Es el sonido de unos cascos.

Nos miramos.

De nuevo se oye aquel crujido, seguido de la leve palmadita, y esta vez ambos sabemos lo que es. Algo empuja la frágil pared desde el otro lado, como probando su resistencia. Me muerdo el labio con fuerza. Finn lleva el dedo al interruptor de la linterna, con expresión de duda. Niego furiosamente con la cabeza. Lo único que puede ser peor que encontrarse con un capall uisce en esta lluviosa noche es enfrentarse a él a oscuras.

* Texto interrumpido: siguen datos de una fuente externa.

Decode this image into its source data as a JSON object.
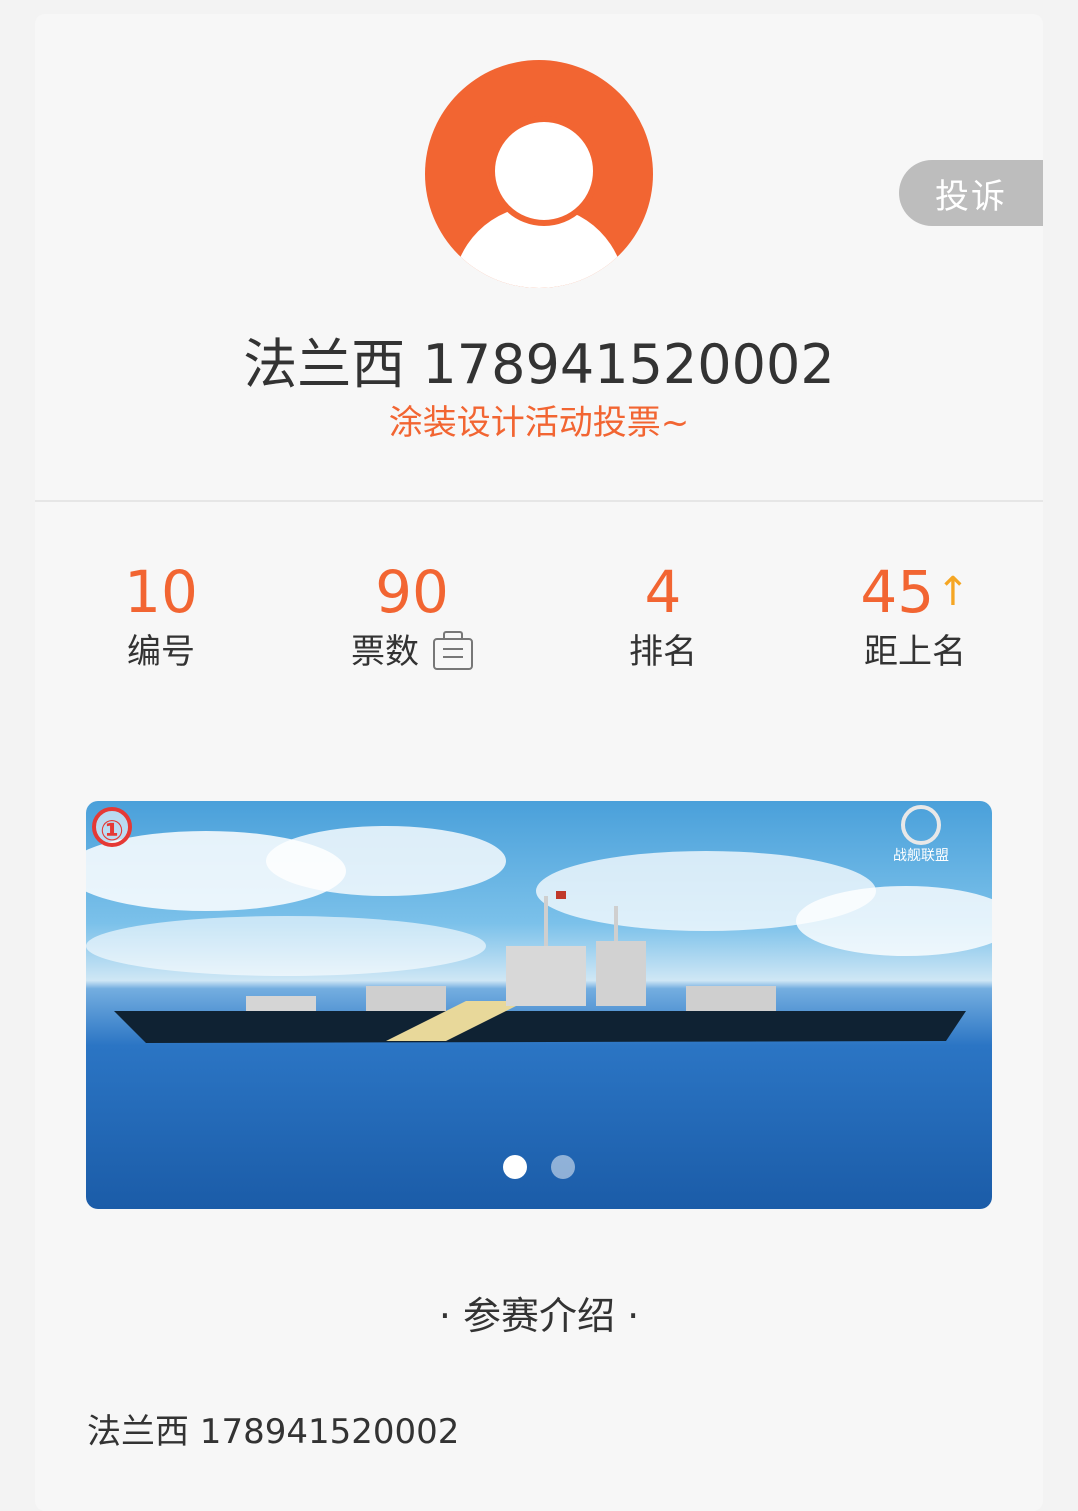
{
  "header": {
    "report_label": "投诉",
    "title": "法兰西 178941520002",
    "subtitle": "涂装设计活动投票~"
  },
  "stats": [
    {
      "value": "10",
      "label": "编号"
    },
    {
      "value": "90",
      "label": "票数"
    },
    {
      "value": "4",
      "label": "排名"
    },
    {
      "value": "45",
      "label": "距上名"
    }
  ],
  "banner": {
    "badge": "①",
    "logo_text": "战舰联盟",
    "slide_count": 2,
    "active_slide": 1
  },
  "section": {
    "title": "· 参赛介绍 ·",
    "intro_text": "法兰西 178941520002"
  },
  "colors": {
    "accent": "#f26532",
    "arrow": "#f5a623"
  },
  "icons": {
    "avatar": "user-avatar-icon",
    "votes": "ticket-icon",
    "trend": "arrow-up-icon"
  }
}
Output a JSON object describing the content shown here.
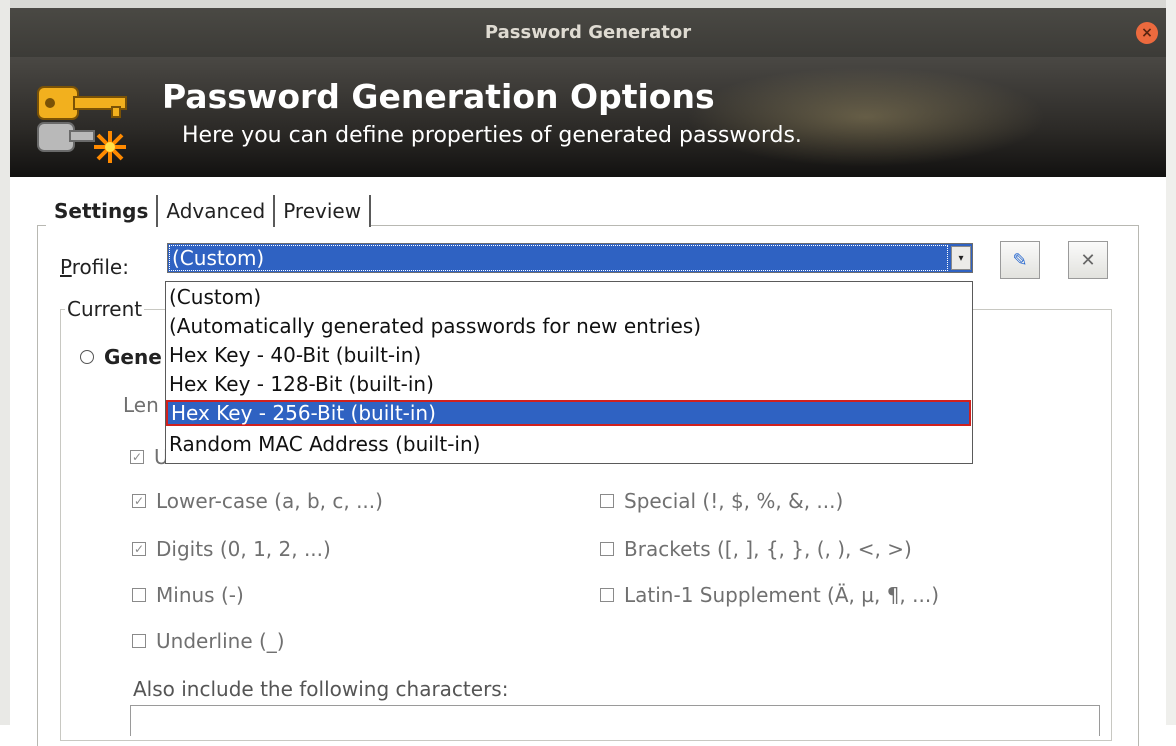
{
  "window": {
    "title": "Password Generator",
    "close_icon": "×"
  },
  "banner": {
    "title": "Password Generation Options",
    "subtitle": "Here you can define properties of generated passwords."
  },
  "tabs": [
    {
      "label": "Settings",
      "active": true
    },
    {
      "label": "Advanced",
      "active": false
    },
    {
      "label": "Preview",
      "active": false
    }
  ],
  "profile": {
    "label_prefix": "P",
    "label_rest": "rofile:",
    "selected": "(Custom)",
    "arrow": "▾",
    "options": [
      "(Custom)",
      "(Automatically generated passwords for new entries)",
      "Hex Key - 40-Bit (built-in)",
      "Hex Key - 128-Bit (built-in)",
      "Hex Key - 256-Bit (built-in)",
      "Random MAC Address (built-in)"
    ],
    "highlighted_index": 4
  },
  "settings": {
    "group_label": "Current",
    "radio_label": "Gene",
    "length_label": "Len",
    "options_left": [
      {
        "label": "Lower-case (a, b, c, ...)",
        "checked": true
      },
      {
        "label": "Digits (0, 1, 2, ...)",
        "checked": true
      },
      {
        "label": "Minus (-)",
        "checked": false
      },
      {
        "label": "Underline (_)",
        "checked": false
      }
    ],
    "options_right": [
      {
        "label": "Special (!, $, %, &, ...)",
        "checked": false
      },
      {
        "label": "Brackets ([, ], {, }, (, ), <, >)",
        "checked": false
      },
      {
        "label": "Latin-1 Supplement (Ä, µ, ¶, ...)",
        "checked": false
      }
    ],
    "partial_checkbox_label": "U",
    "also_include_label": "Also include the following characters:"
  },
  "colors": {
    "selection": "#2f62c2",
    "highlight_border": "#d0211e",
    "titlebar": "#3c3b37"
  }
}
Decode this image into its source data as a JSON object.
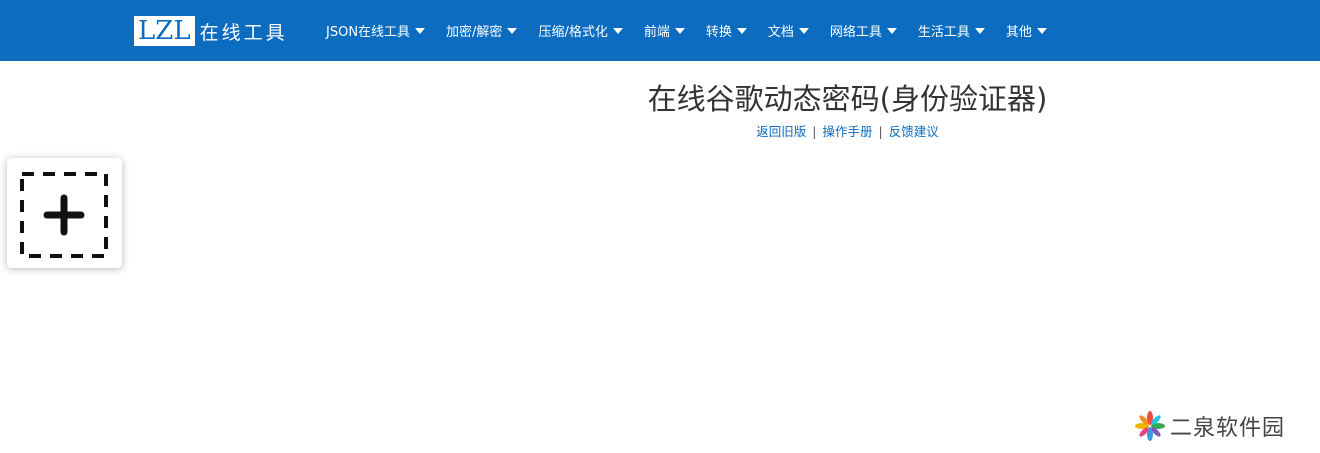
{
  "brand": {
    "logo_text": "LZL",
    "name": "在线工具"
  },
  "nav": {
    "items": [
      {
        "label": "JSON在线工具"
      },
      {
        "label": "加密/解密"
      },
      {
        "label": "压缩/格式化"
      },
      {
        "label": "前端"
      },
      {
        "label": "转换"
      },
      {
        "label": "文档"
      },
      {
        "label": "网络工具"
      },
      {
        "label": "生活工具"
      },
      {
        "label": "其他"
      }
    ]
  },
  "page": {
    "title": "在线谷歌动态密码(身份验证器)",
    "links": {
      "old_version": "返回旧版",
      "manual": "操作手册",
      "feedback": "反馈建议",
      "separator": "|"
    }
  },
  "add_card": {
    "icon": "add-icon"
  },
  "watermark": {
    "text": "二泉软件园",
    "icon": "pinwheel-logo-icon"
  },
  "colors": {
    "navbar": "#0b6cc0",
    "link": "#0b6cc0",
    "title": "#333333"
  }
}
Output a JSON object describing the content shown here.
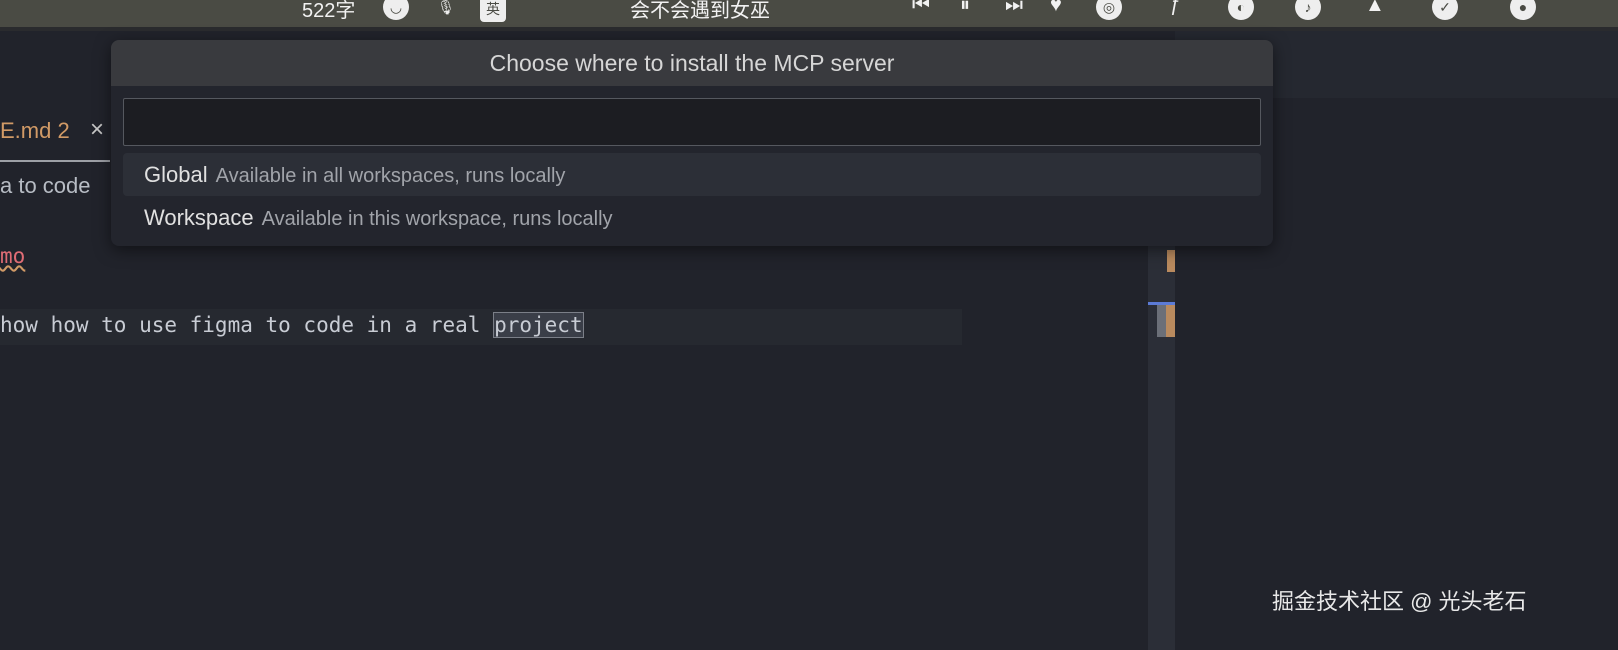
{
  "menubar": {
    "word_count": "522字",
    "input_method": "英",
    "now_playing": "会不会遇到女巫",
    "icons": [
      "smiley-icon",
      "microphone-icon",
      "input-method-icon",
      "previous-track-icon",
      "pause-icon",
      "next-track-icon",
      "heart-icon",
      "target-icon",
      "figma-icon",
      "app-icon",
      "music-icon",
      "vlc-icon",
      "check-icon",
      "wechat-icon"
    ]
  },
  "editor": {
    "tab_label": "E.md",
    "tab_problems": "2",
    "tab_close": "×",
    "breadcrumb": "a to code",
    "heading_fragment": "mo",
    "code_before": "how how to use figma to code in a real ",
    "code_selected": "project"
  },
  "quick_pick": {
    "title": "Choose where to install the MCP server",
    "input_value": "",
    "input_placeholder": "",
    "options": [
      {
        "label": "Global",
        "description": "Available in all workspaces, runs locally"
      },
      {
        "label": "Workspace",
        "description": "Available in this workspace, runs locally"
      }
    ]
  },
  "watermark": "掘金技术社区 @ 光头老石"
}
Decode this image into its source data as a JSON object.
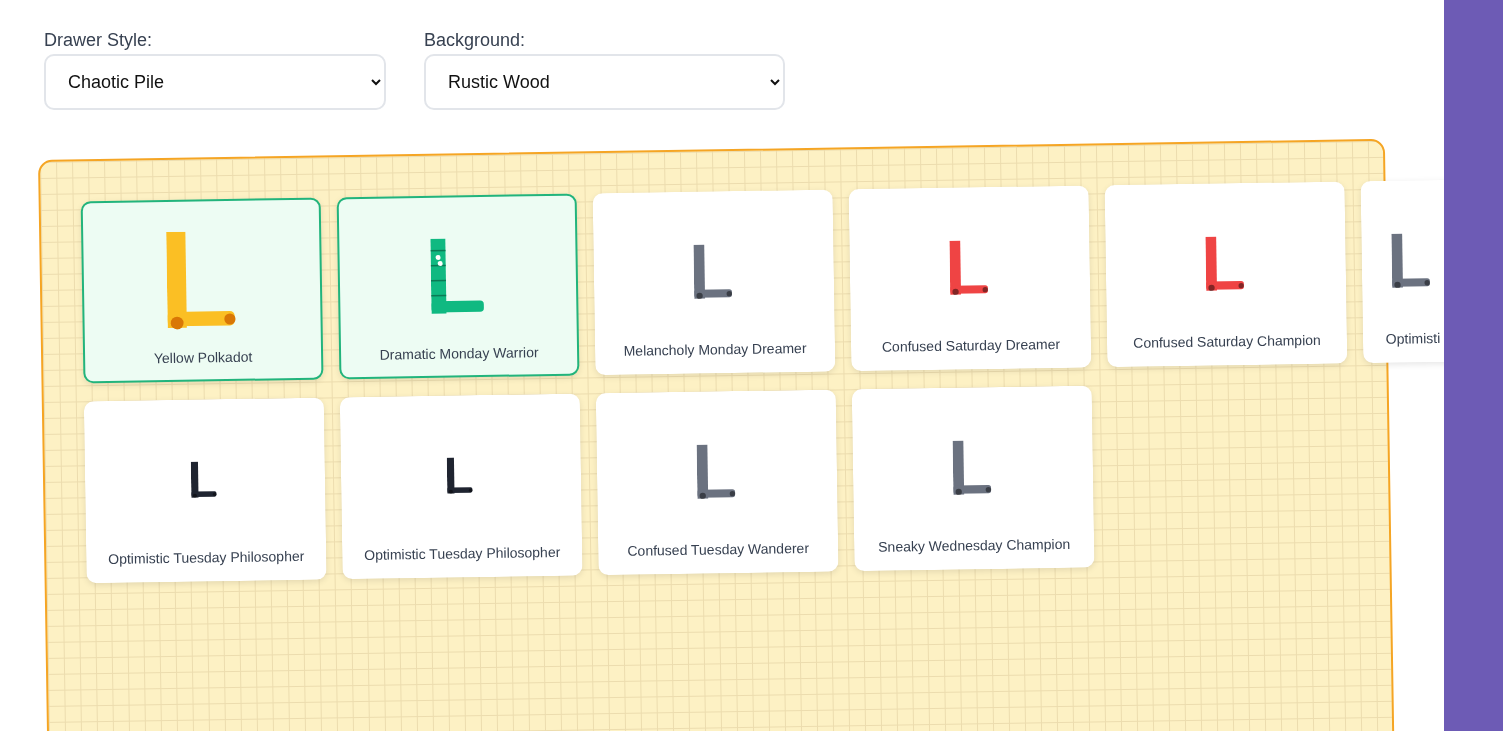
{
  "controls": [
    {
      "label": "Drawer Style:",
      "value": "Chaotic Pile"
    },
    {
      "label": "Background:",
      "value": "Rustic Wood"
    }
  ],
  "socks": [
    {
      "name": "Yellow Polkadot",
      "selected": true,
      "color": "#fbbf24",
      "kind": "polkadot"
    },
    {
      "name": "Dramatic Monday Warrior",
      "selected": true,
      "color": "#10b981",
      "kind": "striped"
    },
    {
      "name": "Melancholy Monday Dreamer",
      "selected": false,
      "color": "#6b7280",
      "kind": "plain"
    },
    {
      "name": "Confused Saturday Dreamer",
      "selected": false,
      "color": "#ef4444",
      "kind": "plain"
    },
    {
      "name": "Confused Saturday Champion",
      "selected": false,
      "color": "#ef4444",
      "kind": "plain"
    },
    {
      "name": "Optimisti",
      "selected": false,
      "color": "#6b7280",
      "kind": "plain"
    },
    {
      "name": "Optimistic Tuesday Philosopher",
      "selected": false,
      "color": "#1f2430",
      "kind": "mini"
    },
    {
      "name": "Optimistic Tuesday Philosopher",
      "selected": false,
      "color": "#1f2430",
      "kind": "mini"
    },
    {
      "name": "Confused Tuesday Wanderer",
      "selected": false,
      "color": "#6b7280",
      "kind": "plain"
    },
    {
      "name": "Sneaky Wednesday Champion",
      "selected": false,
      "color": "#6b7280",
      "kind": "plain"
    }
  ]
}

En vez de eso, empiezo a esconderme debajo de la precaria manta de paja que he ideado hace apenas unos instantes. Tengo sumo cuidado para no hacer el más mínimo ruido. Finn se pone a hacer lo mismo inmediatamente. Dove sigue con las orejas un movimiento invisible que proviene del otro lado de la pared. Si me esfuerzo, oigo claramente el sonido de un casco al apoyarse contra el suelo, y luego otro. Oigo la respiración del animal, menos perceptible que el repiqueteo de la lluvia.

No sé qué hace ese capall uisce aquí. Quizá se canse de merodear al ver la valla que lo separa de nosotros. Imagino mentalmente los pasos que tenemos que dar para regresar a casa: tenemos que salir por la parte de atrás del cobertizo, sortear dos secciones de valla, pasar por encima de la puerta metálica y recorrer cuatro metros y medio.

Quizá uno de los dos logre pasar por encima de la puerta metálica a tiempo. Pero eso no es suficiente.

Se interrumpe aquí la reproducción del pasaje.